Derek Martin wrote:

On Fri, Jan 02, 2009 at 12:50:44PM -0800, Erik Max Francis wrote:
Identity isn't defined on math objects, only on Python objects; there
is no notion of 'is' in math.
This is also false, it even has its own operator (which requires
Unicode to display): ≡
That can mean a number of things, one of which means "is identically equal to,"

Quite so.

but identity means something different in mathematics than it  means
here.

But for non-mutable objects, aren't they essentially the same?
Mathematics has no concept of "objects" in the sense that computer
science does, so of course the best you can really do is draw
parallels.

That's exactly the point. There is no concept of object identity in mathematics, so the above statement that you called false is, in fact, true. The concept does not translate.

In  computer science, identity means that two expressions are
represented by  the same object, something which not only has no
meaning in mathematics,

We're getting way off track here, but I would argue this is also
false.  Take sets, for example:

A = { 1, 2, 3 }
B = { 1, 2, 3 }

Is it not true that A ≡ B and in fact these two sets are the same,
i.e. they are not actually two different sets at all; the have the
same identity, even considering a definition of "identity" which
reflects that in Python?

Only if you try to make up a concept of identity that mathematics doesn't already have. The existing concept, which you invoked, has nothing to do with _object_ identity, it just has to do with a broader equality.

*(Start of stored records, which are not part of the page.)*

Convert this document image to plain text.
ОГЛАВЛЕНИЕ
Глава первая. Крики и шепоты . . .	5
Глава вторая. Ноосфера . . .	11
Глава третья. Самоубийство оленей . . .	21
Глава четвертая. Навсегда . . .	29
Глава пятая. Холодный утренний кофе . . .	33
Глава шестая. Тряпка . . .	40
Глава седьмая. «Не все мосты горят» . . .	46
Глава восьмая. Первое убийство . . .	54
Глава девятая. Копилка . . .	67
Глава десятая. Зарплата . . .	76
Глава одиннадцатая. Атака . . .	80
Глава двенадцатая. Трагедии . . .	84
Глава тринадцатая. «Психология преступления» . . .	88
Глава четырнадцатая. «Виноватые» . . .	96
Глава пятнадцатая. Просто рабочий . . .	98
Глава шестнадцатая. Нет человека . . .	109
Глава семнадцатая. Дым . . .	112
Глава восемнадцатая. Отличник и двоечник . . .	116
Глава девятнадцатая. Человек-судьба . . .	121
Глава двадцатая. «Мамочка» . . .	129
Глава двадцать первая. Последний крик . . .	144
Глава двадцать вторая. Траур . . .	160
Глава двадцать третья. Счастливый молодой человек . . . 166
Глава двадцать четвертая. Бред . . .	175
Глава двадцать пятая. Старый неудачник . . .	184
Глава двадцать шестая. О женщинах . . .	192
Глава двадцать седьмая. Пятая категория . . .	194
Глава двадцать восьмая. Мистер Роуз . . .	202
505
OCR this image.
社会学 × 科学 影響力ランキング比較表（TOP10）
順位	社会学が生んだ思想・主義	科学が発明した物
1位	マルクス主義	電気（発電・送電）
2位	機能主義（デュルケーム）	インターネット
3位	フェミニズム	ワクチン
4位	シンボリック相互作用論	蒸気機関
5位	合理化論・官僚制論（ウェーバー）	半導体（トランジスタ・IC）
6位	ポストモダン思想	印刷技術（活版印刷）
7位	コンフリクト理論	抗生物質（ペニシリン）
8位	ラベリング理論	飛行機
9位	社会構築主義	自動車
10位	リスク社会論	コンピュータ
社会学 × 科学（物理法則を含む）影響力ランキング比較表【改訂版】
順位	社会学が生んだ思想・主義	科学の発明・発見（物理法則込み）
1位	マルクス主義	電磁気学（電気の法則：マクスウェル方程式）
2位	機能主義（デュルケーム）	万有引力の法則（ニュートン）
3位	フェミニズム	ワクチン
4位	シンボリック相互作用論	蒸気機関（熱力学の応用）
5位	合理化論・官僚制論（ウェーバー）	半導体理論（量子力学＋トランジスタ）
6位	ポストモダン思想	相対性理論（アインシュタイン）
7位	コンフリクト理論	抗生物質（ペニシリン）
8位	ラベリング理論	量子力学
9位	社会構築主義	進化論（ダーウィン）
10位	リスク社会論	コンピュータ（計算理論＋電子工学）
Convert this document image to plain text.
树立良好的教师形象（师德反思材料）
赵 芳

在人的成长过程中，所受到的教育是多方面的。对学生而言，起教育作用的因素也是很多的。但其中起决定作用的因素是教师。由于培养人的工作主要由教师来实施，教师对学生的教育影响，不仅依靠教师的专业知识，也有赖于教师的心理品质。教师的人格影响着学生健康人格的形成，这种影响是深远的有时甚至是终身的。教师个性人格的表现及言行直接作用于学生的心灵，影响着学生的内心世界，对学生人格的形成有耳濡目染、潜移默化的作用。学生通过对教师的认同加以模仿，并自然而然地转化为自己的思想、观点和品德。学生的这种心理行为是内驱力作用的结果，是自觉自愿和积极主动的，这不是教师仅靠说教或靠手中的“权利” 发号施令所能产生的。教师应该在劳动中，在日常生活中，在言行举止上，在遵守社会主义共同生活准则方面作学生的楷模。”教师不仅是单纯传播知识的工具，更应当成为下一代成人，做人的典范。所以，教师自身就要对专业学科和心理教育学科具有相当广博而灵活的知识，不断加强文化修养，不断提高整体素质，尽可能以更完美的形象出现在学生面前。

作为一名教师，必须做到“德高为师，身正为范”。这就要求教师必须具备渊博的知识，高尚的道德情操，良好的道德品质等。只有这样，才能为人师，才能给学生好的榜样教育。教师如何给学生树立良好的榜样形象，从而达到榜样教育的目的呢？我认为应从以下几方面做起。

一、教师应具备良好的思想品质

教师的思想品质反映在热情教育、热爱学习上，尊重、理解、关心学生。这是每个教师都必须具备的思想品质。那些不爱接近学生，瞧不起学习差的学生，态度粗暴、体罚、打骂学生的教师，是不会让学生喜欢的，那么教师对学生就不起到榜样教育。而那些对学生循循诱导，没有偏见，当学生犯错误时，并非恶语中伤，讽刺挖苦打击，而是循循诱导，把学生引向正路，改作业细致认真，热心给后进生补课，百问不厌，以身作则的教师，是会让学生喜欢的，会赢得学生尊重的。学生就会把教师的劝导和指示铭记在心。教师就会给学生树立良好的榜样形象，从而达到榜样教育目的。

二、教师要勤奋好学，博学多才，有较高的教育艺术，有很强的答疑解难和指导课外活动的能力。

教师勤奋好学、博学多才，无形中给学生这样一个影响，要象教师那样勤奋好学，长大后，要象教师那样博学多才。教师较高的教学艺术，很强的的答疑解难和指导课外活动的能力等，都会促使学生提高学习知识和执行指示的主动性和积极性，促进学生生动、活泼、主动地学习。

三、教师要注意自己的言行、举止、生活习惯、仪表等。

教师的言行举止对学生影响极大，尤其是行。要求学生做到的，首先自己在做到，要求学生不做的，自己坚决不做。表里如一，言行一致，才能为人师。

I don't imagine I would agree, based on what I just said.  To elaborate,
each side of the expression contain symbols which always evaluate to
the same constant.  The identity of a constant is constant. :)

Except identities don't have to contain constants at all. They can contain arbitrary expressions on either side of the "is identically equal to" symbol. Which clearly indicates that the symbol can't mean the same thing as the identity operator in computer science, as you were claiming it did.